Chinna Papa Periya Papa is an Indian-Tamil language sitcom television series that aired on Sun TV. Over eighteen years, Chinna Papa Periya Papa has rolled out four seasons. The first season was premiered on 2000.
The series is produced by Radhika Sarathkumar under the banner of Radaan Mediaworks.

It initially starred Sripriya as Chinna Pappa and Nirosha as Periya Pappa. Later Kalpana as Chinna Pappa followed by Seema and Nalini, with Renuka as Periya Pappa followed by Devadarshini and V. J. Chitra.

Season 1 and Season 2 -218 episodes
Season 3 (2014-2018) -174 episodes

== Plot ==
=== Season 1 ===
The first season of Chinna Papa Periya Papa was set in 1999. Chinna Papa is a wealthy woman who lives in Indra Nagar, who loves money and showing off. She is married to Vasudevan and has a son Harish. Harish is married to Periya Papa aka Kavitha. Pattabi is Periya Papa's brother-in-law who stays with the family. The series is about funny situations in their home which usually ends up in a bad note, mostly with the mother-in-law and daughter-in-law duo's fight and the men getting in between and wacked. Pattabi becomes Chinna Papa's sidekick and aids in many situation to help the family gain more money, but as usual, it ends up bad for the whole family or a few members of the family.

=== Season 2 ===
Following the abandonment of his sister-in-laws family in the middle of season 2, Pattabi is adopted by another Chinna Papa, Periya Papa family leading to a new cast in the reminder of season 2. A new addition of Periya Papa's son, Pizza is introduced.
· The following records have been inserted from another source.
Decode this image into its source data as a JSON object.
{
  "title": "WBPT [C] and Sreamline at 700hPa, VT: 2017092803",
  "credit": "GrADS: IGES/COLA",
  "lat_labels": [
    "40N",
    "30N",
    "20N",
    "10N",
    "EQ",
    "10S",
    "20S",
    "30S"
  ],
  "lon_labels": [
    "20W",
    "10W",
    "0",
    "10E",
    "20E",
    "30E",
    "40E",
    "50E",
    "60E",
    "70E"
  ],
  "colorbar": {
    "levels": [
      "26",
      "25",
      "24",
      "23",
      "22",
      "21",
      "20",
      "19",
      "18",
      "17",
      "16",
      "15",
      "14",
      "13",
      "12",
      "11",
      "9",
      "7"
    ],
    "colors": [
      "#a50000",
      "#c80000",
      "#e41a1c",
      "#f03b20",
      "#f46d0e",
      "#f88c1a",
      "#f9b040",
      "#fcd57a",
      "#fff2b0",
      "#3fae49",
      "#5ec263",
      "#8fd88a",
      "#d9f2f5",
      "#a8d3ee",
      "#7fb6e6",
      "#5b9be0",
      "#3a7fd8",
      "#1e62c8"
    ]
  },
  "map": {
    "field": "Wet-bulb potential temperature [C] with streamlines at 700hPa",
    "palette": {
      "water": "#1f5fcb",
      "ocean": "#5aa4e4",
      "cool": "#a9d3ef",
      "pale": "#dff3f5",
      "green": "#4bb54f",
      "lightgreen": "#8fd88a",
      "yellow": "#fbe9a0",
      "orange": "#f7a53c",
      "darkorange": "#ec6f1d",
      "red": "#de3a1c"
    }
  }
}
Similar hilarious situation follow them as well.

=== Season 3 ===
Season 3 is once again with Chinna Papa (Nalini) and Periya Papa (VJ Chitra) being introduced with Pappu(Jangiri Madhumitha) and Chinnapapa's two sons Gopalakrishnan and Balakrishnan and her brother Thirisangu (Seshu) (2014-2015)/ 'Vajju'(Shevaraj)(2015-2018)

==Cast==
=== Season 1 (2000 - 2002) ===
- Sripriya as Chinna Papa alias Vairam
- Nirosha as Periya Papa alias Kavitha
- M. S. Bhaskar as Pattabi
- Madan Bob as Vasudevan
- Suresh Chakravarthi as Harish (Chinna Papa's son and Periya Papa's husband)
- Delhi Kumar as Bakthavachalam (Periya Papa's father)
- Mythili as Annapoorni (Periya Papa's mother)
- Malini Vaman as 'Kurungu' Kusala

=== Season 2 (2003 - 2004) ===
- Sripriya as Chinna Papa (Ep. 1 — 51)
  - Kalpana as Chinna Papa (Ep. 52 — 106)
  - Seema as Chinna Papa (Ep. 107 — 167)
  - Nalini as Chinna Papa (Ep. 168 — 218)
- Nirosha as Periya Papa (Ep. 1 — 106)
  - Pallavi Menon as Periya Papa (Ep. 107 — 167)
  - Devadarshini as Periya Papa (Ep. 168 — 218)
- M. S. Bhaskar as Pattabi
- Mohan Raman as Vasudevan
- Vijay Sarathy as Harish (Chinna Papa's son and Periya Papa's husband)
- Delhi Kumar as Bakthavachalam (Periya Papa's father)
- Mythili as Annapoorni (Periya Papa's mother)
- Malini Vaman as 'Kurungu' Kusala
- Chaams as Chidambaram
- Vasu Vikram as Pazhani
- Vikram Khanna as Pizza

=== Season 3 (2014 - 2018) ===
- Nalini as Chinna Papa
- V. J. Chitra as Pappu , Periya Papa (1 to 97)
  - Jangiri Madhumita as Pappu , Periya papa (98 to 174)
- Nirosha as Kakinada Kanaga Durga, Pappu's mom
- Kurinji Nathan as Kopalakrishnan (Koki), Chinna Papa's younger son and Pappu's husband
- Sheva Raj as Vajrakomban (Vajju)
- Vetrivelan as Balakrishnan (Balki), Chinna Papa's elder son and Periya Papa's husband
- Lollu Sabha Seshu as Thirisangu
- Monkey Ravi
- Lollu Sabha Palaniappan
- Bayilvan Ranganathan

== Production ==
=== Casting ===
The show initially starred Sripriya and Nirosha in a title role. Then, after episode 52, Sripriya's role was replaced by actress Kalpana followed by actress Seema and finally the role was replaced by Nalini. Actress Devadharshini replaced Nirosha's role. Actor M. S. Bhaskar was cast as Pattabi for all 3 seasons.

After a few years the series started with a fresh season with a new cast, which included, in addition to Nalini and Nirosha, Actress V. J. Chitra was introduced as Periya Papa along with Jangiri Madhumitha. It aired on every Saturday at 10:30PM IST.